The Texas House on Monday moved to alter the way criminal defendants can be released from jail before trial. The priority legislation would, in part, require judicial officers to use a risk assessment tool when making bail decisions and ban cashless release for those accused of some violent or sexual crimes.
House members initially approved House Bill 20 after significant changes — largely by the bill’s author — were made on the floor.
“The goal today is to strike a balance in which we provide … credible information to our trained magistrates so that they can determine that those that are low risk have a chance to get out while those who are higher risk, with a violent offense or a violent criminal history, they don’t easily pay and immediately walk on the street the next day and do something else that harms us,” said state Rep. Andrew Murr, the Junction Republican who authored the bill.
Named the Damon Allen Act after a slain state trooper, HB 20 was deemed an emergency item by Gov. Greg Abbott at the beginning of the legislative session after similar legislation failed in 2019. The suspect in Allen’s shooting death during a 2017 traffic stop was out of jail on cash bail at the time.

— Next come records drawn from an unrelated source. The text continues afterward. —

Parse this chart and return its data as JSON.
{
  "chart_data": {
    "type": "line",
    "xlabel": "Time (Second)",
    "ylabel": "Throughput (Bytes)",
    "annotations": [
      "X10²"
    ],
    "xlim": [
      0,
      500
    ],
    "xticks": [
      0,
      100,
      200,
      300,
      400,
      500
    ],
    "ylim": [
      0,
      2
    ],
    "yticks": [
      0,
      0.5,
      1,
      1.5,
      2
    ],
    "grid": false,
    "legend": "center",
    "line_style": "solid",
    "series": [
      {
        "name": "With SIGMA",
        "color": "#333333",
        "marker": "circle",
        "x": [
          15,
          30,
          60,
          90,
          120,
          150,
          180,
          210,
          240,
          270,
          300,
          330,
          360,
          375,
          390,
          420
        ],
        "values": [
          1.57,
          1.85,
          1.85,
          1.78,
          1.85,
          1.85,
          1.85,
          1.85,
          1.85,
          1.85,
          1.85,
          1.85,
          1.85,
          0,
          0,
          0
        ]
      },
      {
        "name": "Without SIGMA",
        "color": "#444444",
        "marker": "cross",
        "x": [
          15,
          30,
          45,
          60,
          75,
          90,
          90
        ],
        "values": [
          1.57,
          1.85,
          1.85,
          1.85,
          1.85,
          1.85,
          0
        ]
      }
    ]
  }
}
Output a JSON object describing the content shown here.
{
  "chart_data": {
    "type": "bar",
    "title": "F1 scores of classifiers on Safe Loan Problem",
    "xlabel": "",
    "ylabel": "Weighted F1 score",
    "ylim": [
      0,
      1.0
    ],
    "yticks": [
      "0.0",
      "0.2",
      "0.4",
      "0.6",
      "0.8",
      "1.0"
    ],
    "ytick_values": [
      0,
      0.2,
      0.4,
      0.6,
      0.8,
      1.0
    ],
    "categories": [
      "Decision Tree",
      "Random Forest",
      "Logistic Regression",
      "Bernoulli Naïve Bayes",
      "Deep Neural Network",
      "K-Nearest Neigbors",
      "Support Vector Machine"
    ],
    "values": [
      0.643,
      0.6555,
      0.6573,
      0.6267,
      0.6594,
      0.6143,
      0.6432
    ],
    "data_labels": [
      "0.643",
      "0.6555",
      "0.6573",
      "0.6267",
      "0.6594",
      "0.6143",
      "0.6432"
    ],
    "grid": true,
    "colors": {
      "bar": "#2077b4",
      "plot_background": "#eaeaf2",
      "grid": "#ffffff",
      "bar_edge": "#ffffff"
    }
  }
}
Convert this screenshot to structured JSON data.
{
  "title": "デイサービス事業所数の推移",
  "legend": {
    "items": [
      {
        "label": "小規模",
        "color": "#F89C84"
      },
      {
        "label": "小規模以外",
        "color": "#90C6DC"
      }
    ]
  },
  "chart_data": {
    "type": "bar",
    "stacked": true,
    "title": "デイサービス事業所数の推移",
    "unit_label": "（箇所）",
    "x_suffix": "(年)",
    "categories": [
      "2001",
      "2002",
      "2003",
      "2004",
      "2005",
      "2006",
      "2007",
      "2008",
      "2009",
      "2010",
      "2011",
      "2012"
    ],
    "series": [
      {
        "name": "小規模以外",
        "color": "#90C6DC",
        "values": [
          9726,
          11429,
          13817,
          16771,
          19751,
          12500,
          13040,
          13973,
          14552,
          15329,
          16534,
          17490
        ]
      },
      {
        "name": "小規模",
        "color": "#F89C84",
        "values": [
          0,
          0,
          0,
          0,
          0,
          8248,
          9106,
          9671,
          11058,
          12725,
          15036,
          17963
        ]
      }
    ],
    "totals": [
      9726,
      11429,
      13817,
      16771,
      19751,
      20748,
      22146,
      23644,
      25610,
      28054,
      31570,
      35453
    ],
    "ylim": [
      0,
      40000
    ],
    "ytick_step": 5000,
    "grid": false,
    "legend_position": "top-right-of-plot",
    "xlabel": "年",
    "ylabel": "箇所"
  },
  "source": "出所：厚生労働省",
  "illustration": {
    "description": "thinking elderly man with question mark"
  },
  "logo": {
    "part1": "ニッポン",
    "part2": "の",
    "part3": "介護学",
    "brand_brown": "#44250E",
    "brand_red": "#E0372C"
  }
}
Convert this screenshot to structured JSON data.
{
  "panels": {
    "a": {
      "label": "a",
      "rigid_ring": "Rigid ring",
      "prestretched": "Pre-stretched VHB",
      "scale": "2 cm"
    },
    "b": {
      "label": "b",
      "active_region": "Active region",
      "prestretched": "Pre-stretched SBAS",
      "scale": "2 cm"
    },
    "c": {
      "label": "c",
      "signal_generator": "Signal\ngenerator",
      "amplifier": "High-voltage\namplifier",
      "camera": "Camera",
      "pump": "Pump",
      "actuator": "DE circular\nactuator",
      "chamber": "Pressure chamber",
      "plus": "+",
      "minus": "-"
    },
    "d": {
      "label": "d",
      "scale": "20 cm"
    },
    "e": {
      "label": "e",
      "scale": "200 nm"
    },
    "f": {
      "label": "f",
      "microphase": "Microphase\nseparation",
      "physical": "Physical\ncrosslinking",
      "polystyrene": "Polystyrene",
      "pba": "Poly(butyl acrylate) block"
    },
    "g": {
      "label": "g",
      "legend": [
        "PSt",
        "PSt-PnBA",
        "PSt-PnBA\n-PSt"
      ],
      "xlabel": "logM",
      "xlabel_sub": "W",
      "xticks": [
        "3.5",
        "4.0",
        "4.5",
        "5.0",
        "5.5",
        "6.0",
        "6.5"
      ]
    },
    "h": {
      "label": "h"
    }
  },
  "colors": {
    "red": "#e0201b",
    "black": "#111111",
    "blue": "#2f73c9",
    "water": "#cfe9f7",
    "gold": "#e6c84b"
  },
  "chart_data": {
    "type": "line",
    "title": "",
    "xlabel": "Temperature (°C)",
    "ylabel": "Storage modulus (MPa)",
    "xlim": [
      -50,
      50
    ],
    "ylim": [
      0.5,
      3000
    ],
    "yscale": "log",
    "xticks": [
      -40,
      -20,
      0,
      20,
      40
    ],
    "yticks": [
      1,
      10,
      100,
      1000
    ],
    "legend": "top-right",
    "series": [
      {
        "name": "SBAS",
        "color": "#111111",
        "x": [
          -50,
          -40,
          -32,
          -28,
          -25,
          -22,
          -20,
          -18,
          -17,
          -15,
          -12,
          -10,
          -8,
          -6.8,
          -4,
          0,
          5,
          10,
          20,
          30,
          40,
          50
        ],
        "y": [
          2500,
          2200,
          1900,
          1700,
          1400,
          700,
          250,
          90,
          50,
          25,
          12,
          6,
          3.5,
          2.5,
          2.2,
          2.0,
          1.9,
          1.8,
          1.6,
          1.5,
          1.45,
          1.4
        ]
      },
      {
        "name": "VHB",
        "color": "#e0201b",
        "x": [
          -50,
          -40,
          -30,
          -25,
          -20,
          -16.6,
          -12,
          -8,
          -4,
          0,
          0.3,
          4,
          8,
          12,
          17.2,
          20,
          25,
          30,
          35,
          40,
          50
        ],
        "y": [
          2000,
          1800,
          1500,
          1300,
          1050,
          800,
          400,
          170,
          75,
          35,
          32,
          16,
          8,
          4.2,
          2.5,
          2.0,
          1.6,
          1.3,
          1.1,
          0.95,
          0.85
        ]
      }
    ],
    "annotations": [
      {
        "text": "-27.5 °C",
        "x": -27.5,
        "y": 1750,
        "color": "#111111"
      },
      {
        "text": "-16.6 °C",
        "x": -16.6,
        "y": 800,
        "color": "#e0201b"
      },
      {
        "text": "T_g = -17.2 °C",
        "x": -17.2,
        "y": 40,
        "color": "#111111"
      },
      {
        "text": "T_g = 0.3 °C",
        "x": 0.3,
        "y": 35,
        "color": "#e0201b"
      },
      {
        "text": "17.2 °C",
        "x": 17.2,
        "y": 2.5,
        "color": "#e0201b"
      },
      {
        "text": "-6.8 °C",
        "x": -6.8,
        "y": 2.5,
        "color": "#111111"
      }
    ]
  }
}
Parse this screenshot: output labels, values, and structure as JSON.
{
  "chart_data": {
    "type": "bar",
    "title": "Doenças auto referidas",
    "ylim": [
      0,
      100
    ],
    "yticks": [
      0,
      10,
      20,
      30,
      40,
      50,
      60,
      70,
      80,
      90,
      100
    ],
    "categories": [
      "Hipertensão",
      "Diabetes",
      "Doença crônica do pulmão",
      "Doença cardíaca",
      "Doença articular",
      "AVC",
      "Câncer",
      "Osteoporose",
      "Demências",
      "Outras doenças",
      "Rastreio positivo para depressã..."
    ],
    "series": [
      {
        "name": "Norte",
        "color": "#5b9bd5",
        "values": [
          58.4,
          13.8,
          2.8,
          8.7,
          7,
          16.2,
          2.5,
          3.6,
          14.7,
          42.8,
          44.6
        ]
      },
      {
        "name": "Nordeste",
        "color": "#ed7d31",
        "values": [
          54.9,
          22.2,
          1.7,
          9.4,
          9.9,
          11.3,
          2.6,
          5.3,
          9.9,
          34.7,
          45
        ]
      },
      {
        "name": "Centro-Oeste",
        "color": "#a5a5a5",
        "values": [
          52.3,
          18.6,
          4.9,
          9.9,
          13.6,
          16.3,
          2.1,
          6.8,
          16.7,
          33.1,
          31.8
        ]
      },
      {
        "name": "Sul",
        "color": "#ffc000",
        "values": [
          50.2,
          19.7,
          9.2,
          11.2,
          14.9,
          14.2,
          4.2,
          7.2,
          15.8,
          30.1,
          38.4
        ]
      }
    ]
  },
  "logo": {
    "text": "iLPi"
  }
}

On Monday, the bill was tentatively approved by the House on a simple voice vote, but it still needs a final vote before it is sent to the Senate — where its future is uncertain. Last month, the Senate passed a competing priority bail bill which varies significantly from the House’s measure. Senate Bill 21 since has stalled in the House Criminal Jurisprudence Committee.
When making bail decisions, courts decide what restrictions are needed to release from jail a defendant who is legally presumed innocent while ensuring the person comes back to court and does not present a threat to public safety. Most often in Texas, that decision is currently based on a dollar amount.
The cash-reliant system has long prompted criticisms from bail reform advocateswho argue it unfairly keeps poor people locked up while similar defendants with cash walk free. And federal courts have found bail practices in Texas’ two most populous counties unconstitutional for discriminating against poor defendants.